Named Alex, the storm brought fierce winds and torrential rain.
A number of villages north of Nice in France suffered serious damage from floods and landslides, with roads, bridges and homes destroyed.
In north-western Italy, flooding was described as "historic". A section of a bridge over the Sesia river collapsed.
What's the latest in France?
French Prime Minister Jean Castex has deployed the army and released emergency funds to tackle the worst floods for decades in south-eastern France.
Up to 20 people are either missing or have not checked in with relatives.
"There are very many people of whom we have no news," Mr Castex said.
Bernard Gonzalez, prefect of the Alpes-Maritimes region, said: "Just because their loved ones haven't been able to get in touch doesn't mean that they have been taken by the storm."
He said the prospect of more rain was "a worry".
Meteorological agency Météo-France said 450mm (17.7in) of rain fell in some areas over 24 hours - the equivalent of nearly four months at this time of year, reports Reuters news agency.
The southern Alps region appeared the worst hit, with serious damage in the Roya, Tinée, Esteron and Vésubie valleys.
The villages of Saint-Martin-Vésubie and Rimplas were cut off, with roads inaccessible.
One 29-year-old resident of Roquebillière told Agence France-Presse: "I lost everything but we are alive.

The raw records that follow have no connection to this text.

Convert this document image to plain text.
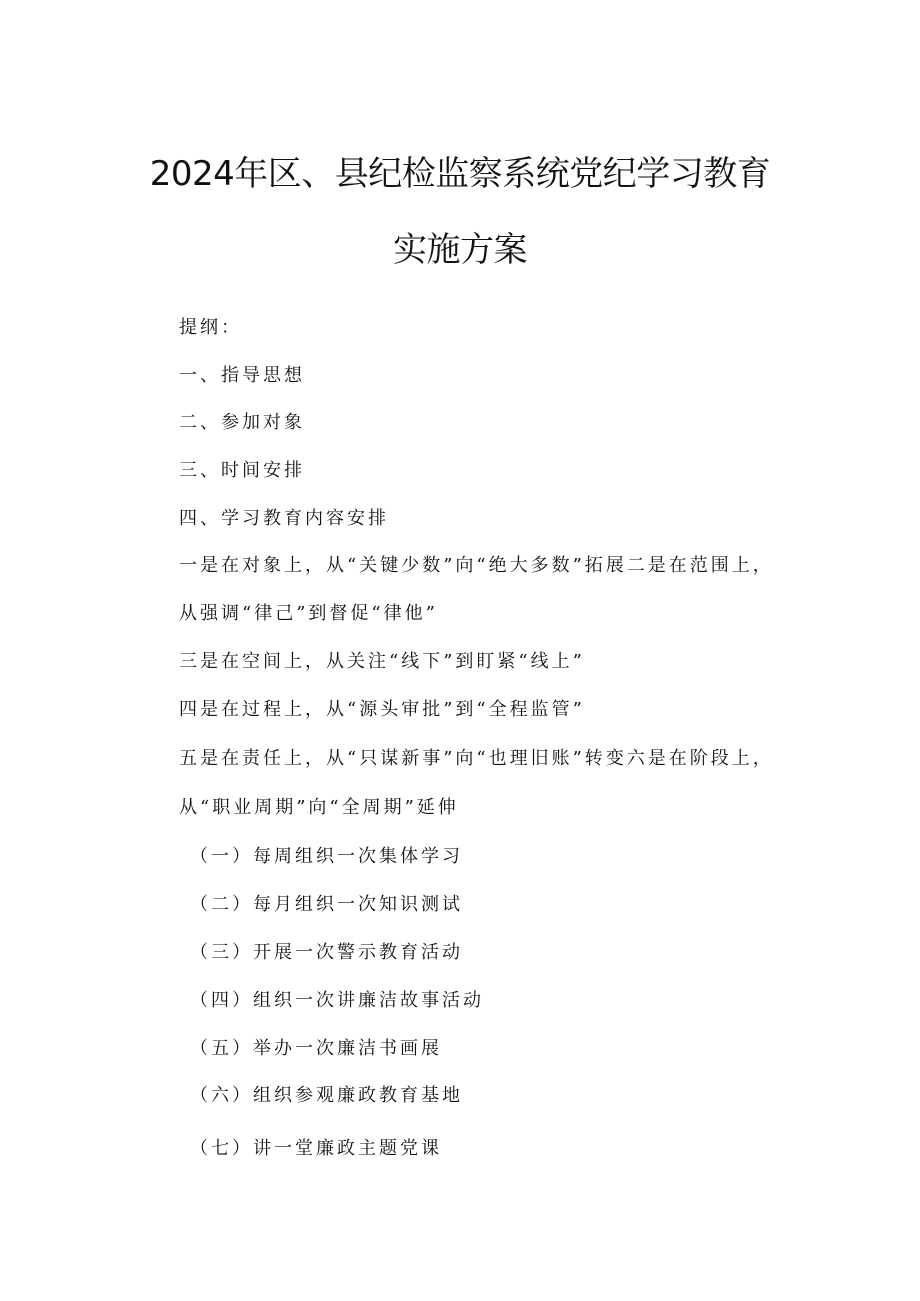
2024年区、县纪检监察系统党纪学习教育
实施方案
提纲：
一、指导思想
二、参加对象
三、时间安排
四、学习教育内容安排
一是在对象上，从“关键少数”向“绝大多数”拓展二是在范围上，
从强调“律己”到督促“律他”
三是在空间上，从关注“线下”到盯紧“线上”
四是在过程上，从“源头审批”到“全程监管”
五是在责任上，从“只谋新事”向“也理旧账”转变六是在阶段上，
从“职业周期”向“全周期”延伸
（一）每周组织一次集体学习
（二）每月组织一次知识测试
（三）开展一次警示教育活动
（四）组织一次讲廉洁故事活动
（五）举办一次廉洁书画展
（六）组织参观廉政教育基地
（七）讲一堂廉政主题党课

There must be one room left in my house."
Two elderly people were swept away as their house collapsed in the village and their fate is unknown.
On Friday, the storm also buffeted France's western Atlantic coast, causing tens of thousands of homes to lose power.
Winds of more than 180km/h (112mph) were recorded in Brittany on Thursday and Friday.
And in Italy?
The two fatalities were a 53-year-old firefighter in the Aosta Valley who died during a rescue operation, and a 36-year-old man whose car was swept into a river in the Piedmont region. His brother managed to get out of the car.
A section of a key bridge over the Sesia river in Piedmont's Vercelli province collapsed shortly after it had been reopened on Saturday afternoon.
In the rest of Piedmont, several villages were cut off after the rains made roads impassable. The situation there was described as "extremely critical" by officials.
Piedmont President Alberto Cirio told La Stampa that 630mm of rain had fallen in 24 hours, an amount "unheard of since 1954".
Hundreds of aid workers have been sent to help rescue efforts in the cut-off villages.
The storm also affected the north-western regions of Lombardy and Liguria. The Roja river in Ventimiglia has also flooded.
Flood alerts remain for sections of the Po river which have swollen by 3m in 24 hours.
One good piece of news was the rescue of about 20 people reported missing by Italian authorities just over the border in France.
The city of Venice, which had been braced for high waters after suffering violent storms in August, was successfully protected by a flood barrier system recently declared fully operational.